Si les personnes à l’aide sociale ne pouvaient déjà pas prétendre à la nationalité suisse, la nouvelle mouture de la loi durcit encore le ton. Les candidats ne devront pas avoir bénéficié d’une telle aide durant les trois années précédant le dépôt de leur demande. A moins de l’avoir intégralement remboursée. Une exception est prévue pour les personnes à l’aide sociale qui suivent une première formation comme un apprentissage ou un bachelor.

Permis d’établissement obligatoire

Les personnes qui ne sont autorisées à résider que temporairement en Suisse n’ont plus la possibilité d’obtenir la nationalité. Désormais, cela n’est possible que pour les personnes titulaires d’un permis C, c’est-à-dire celles qui ont obtenu un permis d’établissement après un séjour de cinq ou dix ans.

Exigences d’intégration plus strictes

La nouvelle loi introduit également de nouveaux critères d’intégration. La naturalisation est exclue pour les personnes condamnées à une peine d’emprisonnement avec sursis de plus de trois mois. En matière linguistique, les candidats à la naturalisation devront démontrer leurs compétences non seulement à l’oral mais aussi à l’écrit.
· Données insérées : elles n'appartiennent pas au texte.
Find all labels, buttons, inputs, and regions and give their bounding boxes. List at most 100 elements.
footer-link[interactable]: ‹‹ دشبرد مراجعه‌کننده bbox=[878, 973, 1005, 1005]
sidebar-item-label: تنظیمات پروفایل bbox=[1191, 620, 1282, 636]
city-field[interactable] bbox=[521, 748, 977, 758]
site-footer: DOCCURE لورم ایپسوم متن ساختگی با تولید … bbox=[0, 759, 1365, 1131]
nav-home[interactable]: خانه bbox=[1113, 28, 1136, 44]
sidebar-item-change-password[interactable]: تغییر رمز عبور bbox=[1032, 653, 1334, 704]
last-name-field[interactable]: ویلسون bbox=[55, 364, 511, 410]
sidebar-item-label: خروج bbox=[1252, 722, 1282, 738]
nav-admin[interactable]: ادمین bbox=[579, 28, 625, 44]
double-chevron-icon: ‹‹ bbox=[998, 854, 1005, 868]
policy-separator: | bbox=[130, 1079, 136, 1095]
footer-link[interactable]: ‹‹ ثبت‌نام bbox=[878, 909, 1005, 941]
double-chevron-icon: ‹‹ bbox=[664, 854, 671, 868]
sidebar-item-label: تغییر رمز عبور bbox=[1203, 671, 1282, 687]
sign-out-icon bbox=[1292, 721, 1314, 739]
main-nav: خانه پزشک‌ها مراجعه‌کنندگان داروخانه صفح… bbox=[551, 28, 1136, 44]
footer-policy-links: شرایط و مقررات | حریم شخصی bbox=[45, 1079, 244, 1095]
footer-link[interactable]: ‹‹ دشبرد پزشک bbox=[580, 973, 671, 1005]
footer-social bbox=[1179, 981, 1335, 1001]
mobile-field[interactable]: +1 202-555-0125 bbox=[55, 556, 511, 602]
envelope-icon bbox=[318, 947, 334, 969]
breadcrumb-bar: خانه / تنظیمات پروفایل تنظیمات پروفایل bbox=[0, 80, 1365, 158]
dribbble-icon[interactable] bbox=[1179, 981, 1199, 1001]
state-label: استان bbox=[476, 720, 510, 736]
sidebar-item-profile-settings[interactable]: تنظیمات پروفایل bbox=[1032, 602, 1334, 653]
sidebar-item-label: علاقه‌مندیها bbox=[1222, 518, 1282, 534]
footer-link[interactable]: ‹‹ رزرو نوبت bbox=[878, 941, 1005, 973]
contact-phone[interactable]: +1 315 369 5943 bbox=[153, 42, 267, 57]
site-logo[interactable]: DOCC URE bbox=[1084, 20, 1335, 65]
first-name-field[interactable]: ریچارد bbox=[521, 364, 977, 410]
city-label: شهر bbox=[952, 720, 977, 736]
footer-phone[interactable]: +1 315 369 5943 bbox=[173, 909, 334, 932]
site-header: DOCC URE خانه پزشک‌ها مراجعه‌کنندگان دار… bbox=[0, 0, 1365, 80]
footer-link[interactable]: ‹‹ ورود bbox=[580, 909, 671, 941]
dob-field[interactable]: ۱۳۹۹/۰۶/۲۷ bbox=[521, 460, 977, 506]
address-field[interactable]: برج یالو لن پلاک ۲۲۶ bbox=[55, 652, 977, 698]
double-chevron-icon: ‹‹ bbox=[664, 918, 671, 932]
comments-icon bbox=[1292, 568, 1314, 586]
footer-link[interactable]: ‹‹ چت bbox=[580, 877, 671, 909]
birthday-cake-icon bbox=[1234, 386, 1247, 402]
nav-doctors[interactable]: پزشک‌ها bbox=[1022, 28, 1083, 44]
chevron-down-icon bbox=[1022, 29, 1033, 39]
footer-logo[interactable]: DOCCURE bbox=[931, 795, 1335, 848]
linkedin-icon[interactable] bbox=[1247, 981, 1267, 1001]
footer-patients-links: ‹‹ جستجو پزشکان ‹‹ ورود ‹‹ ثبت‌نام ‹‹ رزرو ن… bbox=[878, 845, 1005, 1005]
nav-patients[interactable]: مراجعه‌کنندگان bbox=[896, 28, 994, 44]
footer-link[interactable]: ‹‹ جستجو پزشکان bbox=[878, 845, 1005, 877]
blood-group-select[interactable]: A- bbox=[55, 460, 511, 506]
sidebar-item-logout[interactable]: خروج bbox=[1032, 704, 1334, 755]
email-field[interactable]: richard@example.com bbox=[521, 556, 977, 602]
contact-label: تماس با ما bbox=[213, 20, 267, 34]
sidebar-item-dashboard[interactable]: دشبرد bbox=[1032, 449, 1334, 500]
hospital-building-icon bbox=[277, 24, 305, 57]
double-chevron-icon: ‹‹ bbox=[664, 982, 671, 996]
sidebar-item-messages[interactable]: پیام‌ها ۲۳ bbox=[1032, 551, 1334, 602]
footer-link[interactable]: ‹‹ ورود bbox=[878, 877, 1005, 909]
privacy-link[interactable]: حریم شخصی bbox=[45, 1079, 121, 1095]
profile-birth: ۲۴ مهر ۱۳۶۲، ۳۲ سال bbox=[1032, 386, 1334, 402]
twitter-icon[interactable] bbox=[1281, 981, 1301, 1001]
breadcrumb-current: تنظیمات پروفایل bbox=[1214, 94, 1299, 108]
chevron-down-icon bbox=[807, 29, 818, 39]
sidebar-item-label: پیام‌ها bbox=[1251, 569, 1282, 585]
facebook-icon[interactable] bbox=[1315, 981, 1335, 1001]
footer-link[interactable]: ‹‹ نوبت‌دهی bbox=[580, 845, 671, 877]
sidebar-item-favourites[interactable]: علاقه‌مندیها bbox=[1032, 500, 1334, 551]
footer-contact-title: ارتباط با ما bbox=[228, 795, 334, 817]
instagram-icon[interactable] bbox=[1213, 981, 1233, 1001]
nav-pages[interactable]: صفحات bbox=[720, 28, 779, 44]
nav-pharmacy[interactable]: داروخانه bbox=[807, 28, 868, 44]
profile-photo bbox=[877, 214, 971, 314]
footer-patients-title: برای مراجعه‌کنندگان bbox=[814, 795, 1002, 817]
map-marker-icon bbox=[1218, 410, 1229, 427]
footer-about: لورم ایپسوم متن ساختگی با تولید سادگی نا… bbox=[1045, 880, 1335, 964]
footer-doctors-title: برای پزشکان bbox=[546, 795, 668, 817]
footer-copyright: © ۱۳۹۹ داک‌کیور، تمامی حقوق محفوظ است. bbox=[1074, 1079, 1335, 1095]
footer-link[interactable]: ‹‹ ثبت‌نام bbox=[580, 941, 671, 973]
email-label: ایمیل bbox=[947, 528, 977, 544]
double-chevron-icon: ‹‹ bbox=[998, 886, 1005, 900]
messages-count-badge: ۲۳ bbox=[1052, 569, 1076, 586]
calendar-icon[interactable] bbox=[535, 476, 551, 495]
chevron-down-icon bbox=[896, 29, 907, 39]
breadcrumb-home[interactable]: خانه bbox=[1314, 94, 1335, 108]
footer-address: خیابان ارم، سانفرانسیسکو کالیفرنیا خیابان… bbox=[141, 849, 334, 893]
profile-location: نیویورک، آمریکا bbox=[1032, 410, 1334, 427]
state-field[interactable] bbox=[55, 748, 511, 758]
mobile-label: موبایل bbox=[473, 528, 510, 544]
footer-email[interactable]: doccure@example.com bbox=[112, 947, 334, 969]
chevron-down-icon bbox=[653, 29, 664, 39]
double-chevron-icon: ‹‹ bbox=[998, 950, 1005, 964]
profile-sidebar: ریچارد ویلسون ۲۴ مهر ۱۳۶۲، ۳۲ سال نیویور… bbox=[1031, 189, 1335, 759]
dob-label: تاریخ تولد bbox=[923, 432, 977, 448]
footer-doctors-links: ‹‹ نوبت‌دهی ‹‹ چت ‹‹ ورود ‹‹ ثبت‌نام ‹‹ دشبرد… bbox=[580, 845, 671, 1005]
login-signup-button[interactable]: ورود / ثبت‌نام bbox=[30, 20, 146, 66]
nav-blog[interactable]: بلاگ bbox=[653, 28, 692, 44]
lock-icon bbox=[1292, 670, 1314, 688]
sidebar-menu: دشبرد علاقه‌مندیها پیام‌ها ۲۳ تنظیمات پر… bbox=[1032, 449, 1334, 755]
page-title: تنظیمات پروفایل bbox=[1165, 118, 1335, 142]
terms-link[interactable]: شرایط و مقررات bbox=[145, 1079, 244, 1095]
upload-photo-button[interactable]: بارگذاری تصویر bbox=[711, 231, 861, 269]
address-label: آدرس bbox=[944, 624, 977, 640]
Afflux de demandes en 2017

Selon l’édition en ligne de la « Basler Zeitung », rien qu’en ville de Zurich 6000 personnes ont entamé une démarche de naturalisation en 2017, soit plus du double de l’année précédente. Cela pourrait s’expliquer par le fait que le maire social-démocrate de la ville Corine Mauch a envoyé début mai 40 000 lettres à des citoyens étrangers, dans lesquelles elle leur a fait part des règlements plus difficiles à partir de 2018. Des effets se sont fait également sentir à Bâle, note le journal.

Une idée exportable ?

En Autriche, le quotidien Kronen Zeintung qui consacre un article au sujet se demande si fermer l’obtention de la nationalité aux bénéficiaires de l’aide sociale est exportable : « Une idée pour l’Autriche ? ».